King’s is among a number of universities that have pledged to increase the intake of students from underprivileged backgrounds in return for charging top-up fees of £3,000 a year. Cambridge, Exeter, Leeds and York have all made specific numerical pledges to the university access regulator to broaden their intake.
The scheme by King’s to recruit more students from state schools is laid out in an e-mail sent in August 2002 by Arthur Lucas, then the college principal, in which he admitted it could lower the institution’s entry standards.
It outlines an initiative agreed by the college’s admissions committee to help the “many students [who] do not reach their full potential at A-level because they are relatively disadvantaged by their secondary education”.
It covered applicants going through “confirmation”, a process for those who narrowly missed the grades required by King’s, and those from the central clearing pool who had failed to get the grades.
Tutors were also given a list of 300 schools — mainly poorly performing comprehensives plus a handful of private schools — that would benefit from the scheme because their average A-level scores were below the national average. Admissions officers were allowed to give applicants notional “bonus” points that could lift them by as much as five A-level grades across their three subjects.
By contrast, tutors were told that applicants from 300 other state and 327 independent schools on the list whose results were on or above the national average should not be given any advantage.
Lucas admitted in the e-mail: “The potential disadvantage is that it will lower the college’s entry level score in newspaper league tables but I do not believe that we should allow these to influence policy.”
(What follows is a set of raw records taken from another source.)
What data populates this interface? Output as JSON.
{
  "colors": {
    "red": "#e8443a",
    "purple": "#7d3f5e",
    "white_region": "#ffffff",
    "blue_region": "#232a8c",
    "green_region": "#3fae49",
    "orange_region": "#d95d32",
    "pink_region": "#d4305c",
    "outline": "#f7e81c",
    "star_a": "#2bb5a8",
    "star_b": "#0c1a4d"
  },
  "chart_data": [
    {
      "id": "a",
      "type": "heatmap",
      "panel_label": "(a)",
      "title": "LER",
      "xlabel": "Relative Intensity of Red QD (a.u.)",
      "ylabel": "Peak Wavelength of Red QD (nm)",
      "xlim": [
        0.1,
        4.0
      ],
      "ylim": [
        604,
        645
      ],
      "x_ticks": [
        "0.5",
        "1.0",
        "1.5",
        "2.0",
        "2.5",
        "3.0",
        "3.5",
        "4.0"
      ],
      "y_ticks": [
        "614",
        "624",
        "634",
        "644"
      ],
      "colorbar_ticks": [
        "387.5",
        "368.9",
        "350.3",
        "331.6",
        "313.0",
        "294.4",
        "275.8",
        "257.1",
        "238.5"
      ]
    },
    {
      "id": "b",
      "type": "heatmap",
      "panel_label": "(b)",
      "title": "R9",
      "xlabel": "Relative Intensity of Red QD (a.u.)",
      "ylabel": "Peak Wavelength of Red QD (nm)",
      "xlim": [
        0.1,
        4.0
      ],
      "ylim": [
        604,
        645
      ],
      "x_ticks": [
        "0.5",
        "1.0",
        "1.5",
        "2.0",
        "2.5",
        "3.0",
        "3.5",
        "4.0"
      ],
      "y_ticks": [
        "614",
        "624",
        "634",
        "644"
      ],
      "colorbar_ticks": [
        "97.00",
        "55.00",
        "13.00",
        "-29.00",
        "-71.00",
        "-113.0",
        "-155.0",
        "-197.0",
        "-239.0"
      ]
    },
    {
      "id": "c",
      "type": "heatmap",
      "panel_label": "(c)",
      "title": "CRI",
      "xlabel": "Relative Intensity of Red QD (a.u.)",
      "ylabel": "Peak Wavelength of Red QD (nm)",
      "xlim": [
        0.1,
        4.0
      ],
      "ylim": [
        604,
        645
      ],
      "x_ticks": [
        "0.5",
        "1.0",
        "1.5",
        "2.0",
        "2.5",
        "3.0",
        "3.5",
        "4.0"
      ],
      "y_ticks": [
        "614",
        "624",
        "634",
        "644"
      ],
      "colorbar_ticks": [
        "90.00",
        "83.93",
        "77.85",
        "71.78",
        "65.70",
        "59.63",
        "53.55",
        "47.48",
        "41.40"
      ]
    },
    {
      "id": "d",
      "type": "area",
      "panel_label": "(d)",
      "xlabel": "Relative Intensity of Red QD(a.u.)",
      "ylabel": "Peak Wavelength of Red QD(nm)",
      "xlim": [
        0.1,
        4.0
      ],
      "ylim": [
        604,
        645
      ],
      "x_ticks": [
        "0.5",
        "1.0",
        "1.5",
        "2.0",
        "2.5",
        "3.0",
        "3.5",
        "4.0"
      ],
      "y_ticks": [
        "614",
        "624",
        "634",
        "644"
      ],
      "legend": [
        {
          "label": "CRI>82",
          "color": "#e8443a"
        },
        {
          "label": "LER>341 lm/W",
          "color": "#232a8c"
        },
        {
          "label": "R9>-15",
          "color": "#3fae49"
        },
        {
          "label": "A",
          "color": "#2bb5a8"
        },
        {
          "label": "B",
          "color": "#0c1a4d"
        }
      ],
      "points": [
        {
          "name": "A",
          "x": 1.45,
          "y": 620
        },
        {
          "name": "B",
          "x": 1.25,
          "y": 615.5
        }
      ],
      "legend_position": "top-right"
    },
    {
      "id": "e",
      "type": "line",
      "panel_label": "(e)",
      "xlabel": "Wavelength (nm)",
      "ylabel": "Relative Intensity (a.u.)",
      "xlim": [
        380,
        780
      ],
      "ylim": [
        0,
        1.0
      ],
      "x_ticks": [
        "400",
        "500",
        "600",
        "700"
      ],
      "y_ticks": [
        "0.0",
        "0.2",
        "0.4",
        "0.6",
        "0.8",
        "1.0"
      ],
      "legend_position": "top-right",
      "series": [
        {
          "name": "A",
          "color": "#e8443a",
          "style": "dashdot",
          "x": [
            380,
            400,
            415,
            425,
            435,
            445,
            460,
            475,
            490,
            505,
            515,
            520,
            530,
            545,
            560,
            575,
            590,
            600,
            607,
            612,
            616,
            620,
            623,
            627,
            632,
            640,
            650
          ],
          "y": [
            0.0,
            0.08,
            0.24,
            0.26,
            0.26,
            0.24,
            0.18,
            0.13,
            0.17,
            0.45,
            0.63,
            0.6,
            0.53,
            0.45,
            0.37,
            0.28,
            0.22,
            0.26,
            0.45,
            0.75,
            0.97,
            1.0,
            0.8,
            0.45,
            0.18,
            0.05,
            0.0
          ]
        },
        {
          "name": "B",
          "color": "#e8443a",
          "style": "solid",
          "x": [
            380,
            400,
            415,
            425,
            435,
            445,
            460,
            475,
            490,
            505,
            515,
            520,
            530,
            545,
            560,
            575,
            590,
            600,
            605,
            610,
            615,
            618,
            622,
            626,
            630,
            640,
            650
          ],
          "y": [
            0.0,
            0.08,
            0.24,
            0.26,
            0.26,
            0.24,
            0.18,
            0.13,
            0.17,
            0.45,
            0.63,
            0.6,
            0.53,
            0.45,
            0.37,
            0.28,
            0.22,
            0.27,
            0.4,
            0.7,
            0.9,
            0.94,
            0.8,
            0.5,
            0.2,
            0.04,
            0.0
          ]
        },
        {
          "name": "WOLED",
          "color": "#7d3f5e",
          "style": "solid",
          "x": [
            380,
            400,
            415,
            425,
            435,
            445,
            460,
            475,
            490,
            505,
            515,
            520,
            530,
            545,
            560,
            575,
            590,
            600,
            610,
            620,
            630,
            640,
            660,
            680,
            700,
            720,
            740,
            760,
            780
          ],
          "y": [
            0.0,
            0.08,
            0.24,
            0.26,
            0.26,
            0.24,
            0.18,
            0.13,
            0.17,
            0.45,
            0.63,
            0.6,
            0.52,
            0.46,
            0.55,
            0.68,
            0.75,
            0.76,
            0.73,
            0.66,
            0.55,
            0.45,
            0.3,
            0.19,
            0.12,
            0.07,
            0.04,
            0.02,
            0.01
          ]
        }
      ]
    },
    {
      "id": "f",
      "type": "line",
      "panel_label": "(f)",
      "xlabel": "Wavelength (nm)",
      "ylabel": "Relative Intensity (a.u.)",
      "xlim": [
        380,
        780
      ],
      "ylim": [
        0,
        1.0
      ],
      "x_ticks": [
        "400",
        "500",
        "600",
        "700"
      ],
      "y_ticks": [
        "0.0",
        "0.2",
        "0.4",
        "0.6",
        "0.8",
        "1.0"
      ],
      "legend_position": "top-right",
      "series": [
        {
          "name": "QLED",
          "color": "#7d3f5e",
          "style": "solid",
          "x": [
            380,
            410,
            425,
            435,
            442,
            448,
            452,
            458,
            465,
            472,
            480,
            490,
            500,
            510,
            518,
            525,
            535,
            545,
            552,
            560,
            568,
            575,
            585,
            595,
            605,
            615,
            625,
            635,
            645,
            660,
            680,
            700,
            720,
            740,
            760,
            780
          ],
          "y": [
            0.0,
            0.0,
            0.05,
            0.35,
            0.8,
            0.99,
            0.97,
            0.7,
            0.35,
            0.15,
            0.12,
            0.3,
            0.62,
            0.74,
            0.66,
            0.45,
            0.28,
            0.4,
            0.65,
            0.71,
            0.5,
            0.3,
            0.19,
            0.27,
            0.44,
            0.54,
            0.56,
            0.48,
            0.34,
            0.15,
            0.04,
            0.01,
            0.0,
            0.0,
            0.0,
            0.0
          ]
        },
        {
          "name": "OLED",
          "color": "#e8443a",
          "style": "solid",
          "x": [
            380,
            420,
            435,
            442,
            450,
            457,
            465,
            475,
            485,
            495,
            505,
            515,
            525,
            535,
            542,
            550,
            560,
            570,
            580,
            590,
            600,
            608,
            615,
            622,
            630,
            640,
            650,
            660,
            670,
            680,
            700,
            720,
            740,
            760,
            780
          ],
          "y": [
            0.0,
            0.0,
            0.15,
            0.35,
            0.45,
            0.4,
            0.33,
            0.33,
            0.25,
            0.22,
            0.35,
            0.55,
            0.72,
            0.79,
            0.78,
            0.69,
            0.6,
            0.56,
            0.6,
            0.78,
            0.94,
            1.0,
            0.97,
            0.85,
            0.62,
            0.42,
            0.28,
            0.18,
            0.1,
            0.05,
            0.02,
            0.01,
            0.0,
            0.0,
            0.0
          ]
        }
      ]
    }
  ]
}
He made it clear that the technique “must not be applied mechanistically” and should be used in the context of a candidate’s overall application. In addition, tutors were cautioned not to admit anyone with grades lower than three Ds, even if they were from a weak school.
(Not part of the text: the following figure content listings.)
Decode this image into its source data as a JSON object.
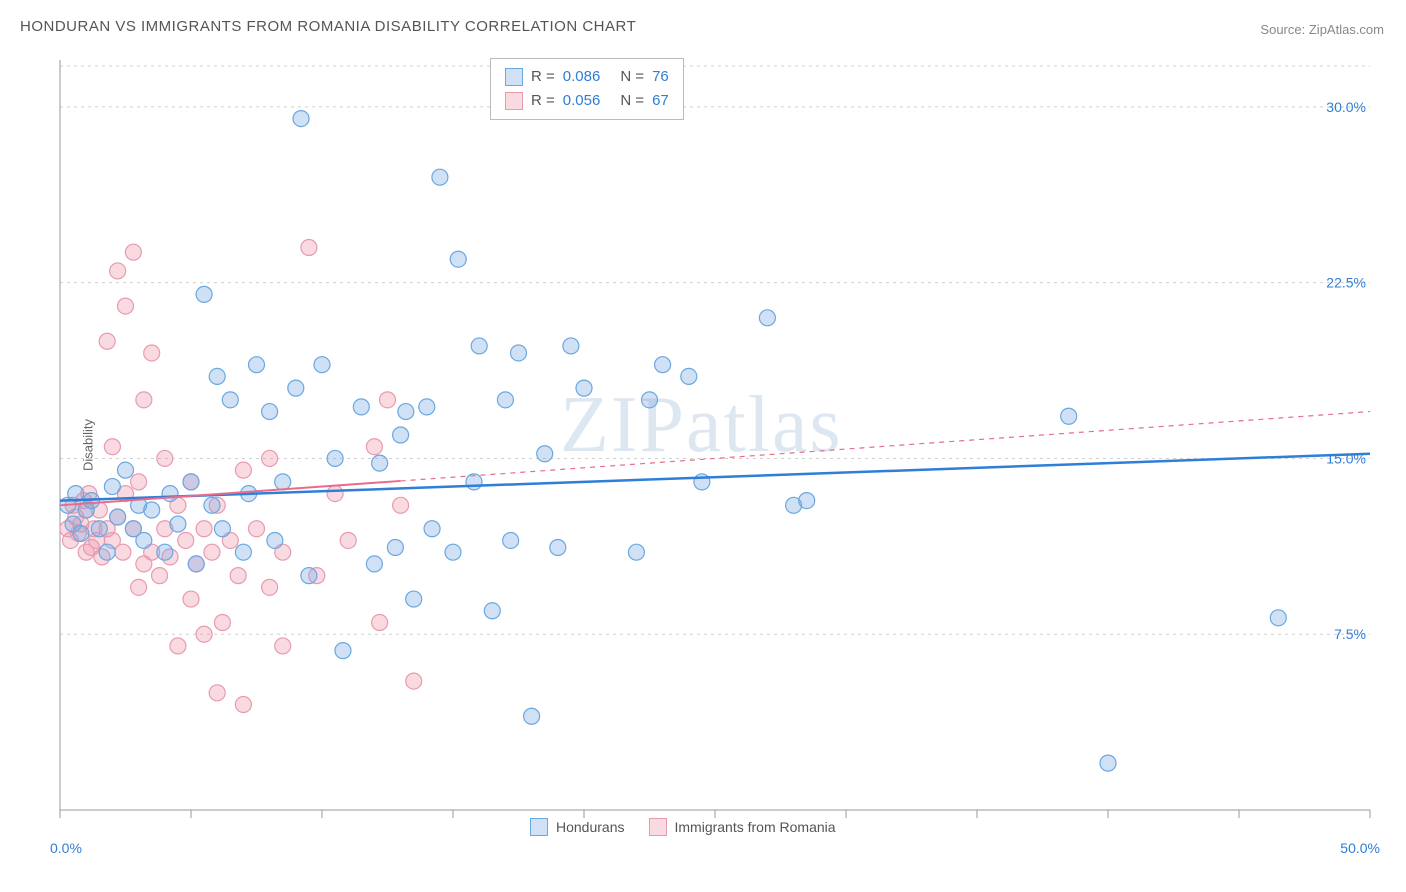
{
  "title": "HONDURAN VS IMMIGRANTS FROM ROMANIA DISABILITY CORRELATION CHART",
  "source_label": "Source:",
  "source_name": "ZipAtlas.com",
  "y_axis_label": "Disability",
  "watermark": "ZIPatlas",
  "chart": {
    "type": "scatter",
    "xlim": [
      0,
      50
    ],
    "ylim": [
      0,
      32
    ],
    "x_ticks": [
      0,
      5,
      10,
      15,
      20,
      25,
      30,
      35,
      40,
      45,
      50
    ],
    "y_gridlines": [
      7.5,
      15.0,
      22.5,
      30.0
    ],
    "y_tick_labels": [
      "7.5%",
      "15.0%",
      "22.5%",
      "30.0%"
    ],
    "x_min_label": "0.0%",
    "x_max_label": "50.0%",
    "background_color": "#ffffff",
    "grid_color": "#d0d0d0",
    "axis_color": "#999999",
    "marker_radius": 8,
    "marker_stroke_width": 1.2,
    "series": [
      {
        "name": "Hondurans",
        "fill": "rgba(120,170,230,0.35)",
        "stroke": "#6aa8e0",
        "R": "0.086",
        "N": "76",
        "trend": {
          "y_start": 13.2,
          "y_end": 15.2,
          "x_start": 0,
          "x_end": 50,
          "solid_end": 50,
          "color": "#2f7ed8",
          "width": 2.5
        },
        "points": [
          [
            0.3,
            13.0
          ],
          [
            0.5,
            12.2
          ],
          [
            0.6,
            13.5
          ],
          [
            0.8,
            11.8
          ],
          [
            1.0,
            12.8
          ],
          [
            1.2,
            13.2
          ],
          [
            1.5,
            12.0
          ],
          [
            1.8,
            11.0
          ],
          [
            2.0,
            13.8
          ],
          [
            2.2,
            12.5
          ],
          [
            2.5,
            14.5
          ],
          [
            2.8,
            12.0
          ],
          [
            3.0,
            13.0
          ],
          [
            3.2,
            11.5
          ],
          [
            3.5,
            12.8
          ],
          [
            4.0,
            11.0
          ],
          [
            4.2,
            13.5
          ],
          [
            4.5,
            12.2
          ],
          [
            5.0,
            14.0
          ],
          [
            5.2,
            10.5
          ],
          [
            5.5,
            22.0
          ],
          [
            5.8,
            13.0
          ],
          [
            6.0,
            18.5
          ],
          [
            6.2,
            12.0
          ],
          [
            6.5,
            17.5
          ],
          [
            7.0,
            11.0
          ],
          [
            7.2,
            13.5
          ],
          [
            7.5,
            19.0
          ],
          [
            8.0,
            17.0
          ],
          [
            8.2,
            11.5
          ],
          [
            8.5,
            14.0
          ],
          [
            9.0,
            18.0
          ],
          [
            9.2,
            29.5
          ],
          [
            9.5,
            10.0
          ],
          [
            10.0,
            19.0
          ],
          [
            10.5,
            15.0
          ],
          [
            10.8,
            6.8
          ],
          [
            11.5,
            17.2
          ],
          [
            12.0,
            10.5
          ],
          [
            12.2,
            14.8
          ],
          [
            12.8,
            11.2
          ],
          [
            13.0,
            16.0
          ],
          [
            13.2,
            17.0
          ],
          [
            13.5,
            9.0
          ],
          [
            14.0,
            17.2
          ],
          [
            14.2,
            12.0
          ],
          [
            14.5,
            27.0
          ],
          [
            15.0,
            11.0
          ],
          [
            15.2,
            23.5
          ],
          [
            15.8,
            14.0
          ],
          [
            16.0,
            19.8
          ],
          [
            16.5,
            8.5
          ],
          [
            17.0,
            17.5
          ],
          [
            17.2,
            11.5
          ],
          [
            17.5,
            19.5
          ],
          [
            18.0,
            4.0
          ],
          [
            18.5,
            15.2
          ],
          [
            19.0,
            11.2
          ],
          [
            19.5,
            19.8
          ],
          [
            20.0,
            18.0
          ],
          [
            22.0,
            11.0
          ],
          [
            22.5,
            17.5
          ],
          [
            23.0,
            19.0
          ],
          [
            24.0,
            18.5
          ],
          [
            24.5,
            14.0
          ],
          [
            27.0,
            21.0
          ],
          [
            28.0,
            13.0
          ],
          [
            28.5,
            13.2
          ],
          [
            38.5,
            16.8
          ],
          [
            40.0,
            2.0
          ],
          [
            46.5,
            8.2
          ]
        ]
      },
      {
        "name": "Immigrants from Romania",
        "fill": "rgba(240,150,170,0.35)",
        "stroke": "#e89ab0",
        "R": "0.056",
        "N": "67",
        "trend": {
          "y_start": 13.0,
          "y_end": 17.0,
          "x_start": 0,
          "x_end": 50,
          "solid_end": 13,
          "color": "#e86c8a",
          "width": 2
        },
        "points": [
          [
            0.3,
            12.0
          ],
          [
            0.4,
            11.5
          ],
          [
            0.5,
            13.0
          ],
          [
            0.6,
            12.5
          ],
          [
            0.7,
            11.8
          ],
          [
            0.8,
            12.2
          ],
          [
            0.9,
            13.2
          ],
          [
            1.0,
            11.0
          ],
          [
            1.0,
            12.8
          ],
          [
            1.1,
            13.5
          ],
          [
            1.2,
            11.2
          ],
          [
            1.3,
            12.0
          ],
          [
            1.4,
            11.5
          ],
          [
            1.5,
            12.8
          ],
          [
            1.6,
            10.8
          ],
          [
            1.8,
            12.0
          ],
          [
            1.8,
            20.0
          ],
          [
            2.0,
            11.5
          ],
          [
            2.0,
            15.5
          ],
          [
            2.2,
            12.5
          ],
          [
            2.2,
            23.0
          ],
          [
            2.4,
            11.0
          ],
          [
            2.5,
            13.5
          ],
          [
            2.5,
            21.5
          ],
          [
            2.8,
            23.8
          ],
          [
            2.8,
            12.0
          ],
          [
            3.0,
            9.5
          ],
          [
            3.0,
            14.0
          ],
          [
            3.2,
            17.5
          ],
          [
            3.2,
            10.5
          ],
          [
            3.5,
            11.0
          ],
          [
            3.5,
            19.5
          ],
          [
            3.8,
            10.0
          ],
          [
            4.0,
            12.0
          ],
          [
            4.0,
            15.0
          ],
          [
            4.2,
            10.8
          ],
          [
            4.5,
            7.0
          ],
          [
            4.5,
            13.0
          ],
          [
            4.8,
            11.5
          ],
          [
            5.0,
            14.0
          ],
          [
            5.0,
            9.0
          ],
          [
            5.2,
            10.5
          ],
          [
            5.5,
            12.0
          ],
          [
            5.5,
            7.5
          ],
          [
            5.8,
            11.0
          ],
          [
            6.0,
            13.0
          ],
          [
            6.0,
            5.0
          ],
          [
            6.2,
            8.0
          ],
          [
            6.5,
            11.5
          ],
          [
            6.8,
            10.0
          ],
          [
            7.0,
            14.5
          ],
          [
            7.0,
            4.5
          ],
          [
            7.5,
            12.0
          ],
          [
            8.0,
            9.5
          ],
          [
            8.0,
            15.0
          ],
          [
            8.5,
            11.0
          ],
          [
            8.5,
            7.0
          ],
          [
            9.5,
            24.0
          ],
          [
            9.8,
            10.0
          ],
          [
            10.5,
            13.5
          ],
          [
            11.0,
            11.5
          ],
          [
            12.0,
            15.5
          ],
          [
            12.2,
            8.0
          ],
          [
            12.5,
            17.5
          ],
          [
            13.0,
            13.0
          ],
          [
            13.5,
            5.5
          ]
        ]
      }
    ]
  },
  "stats_box": {
    "value_color": "#2f7ed8",
    "label_color": "#555"
  },
  "legend": {
    "label1": "Hondurans",
    "label2": "Immigrants from Romania"
  }
}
King’s said this weekend that the 2002 e-mail reflected government pressure to meet quotas. A spokesman added that the scheme applied only when tutors were filling places left vacant by candidates who had failed to make their grades.
The spokesman defended the university saying: “Tutors looked for applicants with potential — those who had not performed as well because they had gone to low-performing schools. It will have affected only a small number of applicants. ”
Since then, the scheme has been modified, but, according to King’s, the principle of helping candidates from weak schools has been retained. Staff now write the average A-level score of a candidate’s school on their application form. Their application is then looked on more favourably if they significantly out-perform their school’s average.
The King’s scheme, based on bonus points, is similar in principle to those tested at other leading universities, such as Bristol and Newcastle.
For King’s to achieve its current target of 76% state entrants, set by the government, it needs to increase its annual intake of state pupils by 291, at the expense of those drawn from independent schools. In an “access agreement” signed in January with Sir Martin Harris, the government’s director of fair access, King’s pledged “an early” increase on its current 70% of state school students.
King’s law department favours underachieving state schools across all of its undergraduate intake. Jane Henderson, head of admissions, said the department separated applications from schools, particularly those in London, that scored below the national average A-level results.
Experts believe the need to meet government quotas means there is a risk that some universities may now be rejecting some of the best-qualified candidates.
Elspeth Insch, head of King Edward VI Handsworth, a girls’ grammar in Birmingham, said: “My girls tell me that girls from schools up the road have been given lower offers for the same courses. But to know that is happening is disturbing.”